Formaldehyde (CH2O) emerges as a significant air pollutant, necessitating effective strategies for its oxidation to mitigate adverse impacts on human health and the environment. Among various technologies, the photooxidation of CH2O stands out owing to its affordability, safety, and effectiveness. Nitrogen-rich crystalline triazine-based organic frameworks (CTFs) exhibit considerable potential in this domain. Nevertheless, the weak and unstable CH2O adsorption hinders the overall oxidation efficiency of CTF. To address this limitation, we incorporate single and dual Ni atoms into nitrogen-rich CTFs by density functional theory (DFT) calculations, resulting in CTF-Ni and CTF-2Ni.

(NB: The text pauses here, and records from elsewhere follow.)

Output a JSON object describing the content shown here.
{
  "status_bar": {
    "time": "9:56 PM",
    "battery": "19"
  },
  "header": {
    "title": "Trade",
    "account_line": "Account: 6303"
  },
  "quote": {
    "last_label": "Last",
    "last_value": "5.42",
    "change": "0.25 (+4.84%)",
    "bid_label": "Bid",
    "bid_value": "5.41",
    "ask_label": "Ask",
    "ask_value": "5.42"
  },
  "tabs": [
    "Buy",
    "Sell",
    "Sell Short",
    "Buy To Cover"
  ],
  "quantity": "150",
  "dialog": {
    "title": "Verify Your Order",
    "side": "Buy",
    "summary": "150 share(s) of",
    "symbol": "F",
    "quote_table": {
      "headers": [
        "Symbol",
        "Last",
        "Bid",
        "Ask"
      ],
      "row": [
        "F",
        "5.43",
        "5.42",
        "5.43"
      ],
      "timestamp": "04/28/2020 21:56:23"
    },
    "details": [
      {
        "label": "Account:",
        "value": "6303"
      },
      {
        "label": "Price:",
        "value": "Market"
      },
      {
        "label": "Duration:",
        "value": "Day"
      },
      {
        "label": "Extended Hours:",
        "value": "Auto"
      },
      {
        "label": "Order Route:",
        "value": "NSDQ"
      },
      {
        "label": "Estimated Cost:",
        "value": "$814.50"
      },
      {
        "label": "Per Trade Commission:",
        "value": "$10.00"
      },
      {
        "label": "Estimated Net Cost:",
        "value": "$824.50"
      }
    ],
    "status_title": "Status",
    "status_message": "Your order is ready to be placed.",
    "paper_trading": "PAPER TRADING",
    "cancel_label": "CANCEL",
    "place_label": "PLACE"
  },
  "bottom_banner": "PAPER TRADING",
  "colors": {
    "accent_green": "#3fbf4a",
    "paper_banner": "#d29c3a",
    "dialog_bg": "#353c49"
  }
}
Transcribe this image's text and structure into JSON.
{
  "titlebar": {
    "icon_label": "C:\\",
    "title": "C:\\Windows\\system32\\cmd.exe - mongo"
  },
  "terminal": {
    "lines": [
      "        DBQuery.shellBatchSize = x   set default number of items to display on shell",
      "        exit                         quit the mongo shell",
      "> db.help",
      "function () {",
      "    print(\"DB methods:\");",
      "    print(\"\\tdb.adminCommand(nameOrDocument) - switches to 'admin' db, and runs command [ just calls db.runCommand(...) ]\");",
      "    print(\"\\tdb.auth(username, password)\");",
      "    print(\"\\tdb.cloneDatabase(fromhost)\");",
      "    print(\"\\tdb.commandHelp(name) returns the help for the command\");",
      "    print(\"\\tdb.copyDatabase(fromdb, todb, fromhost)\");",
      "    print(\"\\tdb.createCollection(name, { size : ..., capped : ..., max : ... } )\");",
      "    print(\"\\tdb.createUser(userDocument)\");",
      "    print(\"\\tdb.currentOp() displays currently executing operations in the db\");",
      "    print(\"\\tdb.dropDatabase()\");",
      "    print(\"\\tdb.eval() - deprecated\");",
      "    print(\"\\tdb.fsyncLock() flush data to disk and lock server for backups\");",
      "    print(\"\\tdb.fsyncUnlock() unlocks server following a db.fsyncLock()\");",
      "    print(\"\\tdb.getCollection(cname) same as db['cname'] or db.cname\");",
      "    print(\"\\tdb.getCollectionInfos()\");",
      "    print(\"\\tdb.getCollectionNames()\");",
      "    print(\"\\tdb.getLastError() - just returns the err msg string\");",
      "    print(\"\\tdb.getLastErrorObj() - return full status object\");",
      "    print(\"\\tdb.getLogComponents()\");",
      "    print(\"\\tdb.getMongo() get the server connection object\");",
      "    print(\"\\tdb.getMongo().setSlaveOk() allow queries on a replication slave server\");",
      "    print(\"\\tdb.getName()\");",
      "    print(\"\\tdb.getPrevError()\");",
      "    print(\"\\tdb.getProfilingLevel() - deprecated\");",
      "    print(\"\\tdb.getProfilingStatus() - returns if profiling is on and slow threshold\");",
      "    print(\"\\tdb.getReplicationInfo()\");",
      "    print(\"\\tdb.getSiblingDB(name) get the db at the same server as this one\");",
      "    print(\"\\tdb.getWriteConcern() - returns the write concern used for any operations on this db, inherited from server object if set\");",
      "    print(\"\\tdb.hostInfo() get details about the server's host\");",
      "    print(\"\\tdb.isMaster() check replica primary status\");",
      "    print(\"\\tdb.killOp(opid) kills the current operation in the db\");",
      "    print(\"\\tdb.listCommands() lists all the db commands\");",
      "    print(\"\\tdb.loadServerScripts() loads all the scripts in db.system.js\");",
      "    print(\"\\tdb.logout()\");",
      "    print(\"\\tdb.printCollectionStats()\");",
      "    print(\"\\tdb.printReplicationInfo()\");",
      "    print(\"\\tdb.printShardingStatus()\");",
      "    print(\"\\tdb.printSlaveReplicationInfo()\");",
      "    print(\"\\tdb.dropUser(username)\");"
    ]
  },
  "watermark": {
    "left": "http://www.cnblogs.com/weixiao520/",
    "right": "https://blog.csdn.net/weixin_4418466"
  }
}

This strategic modification significantly enhances the adsorption capability of CH2O. Notably, this synergy between Ni dual atoms activates CH2O by strong chemical adsorption, thereby reducing the energy barrier of CH2O oxidation and achieving the complete oxidation of CH2O to CO2. Moreover, the introduction of dual-atom Ni over CTF ameliorates visible and near-infrared light absorption and facilitates photoexcited charge transfer and separation. Finally, the underlying mechanisms of complete CH2O oxidation over CTF-2Ni are proposed. This work offers novel insights into the rational design of photocatalysts for CH2O oxidation through the integration of Ni dual atoms into CTFs.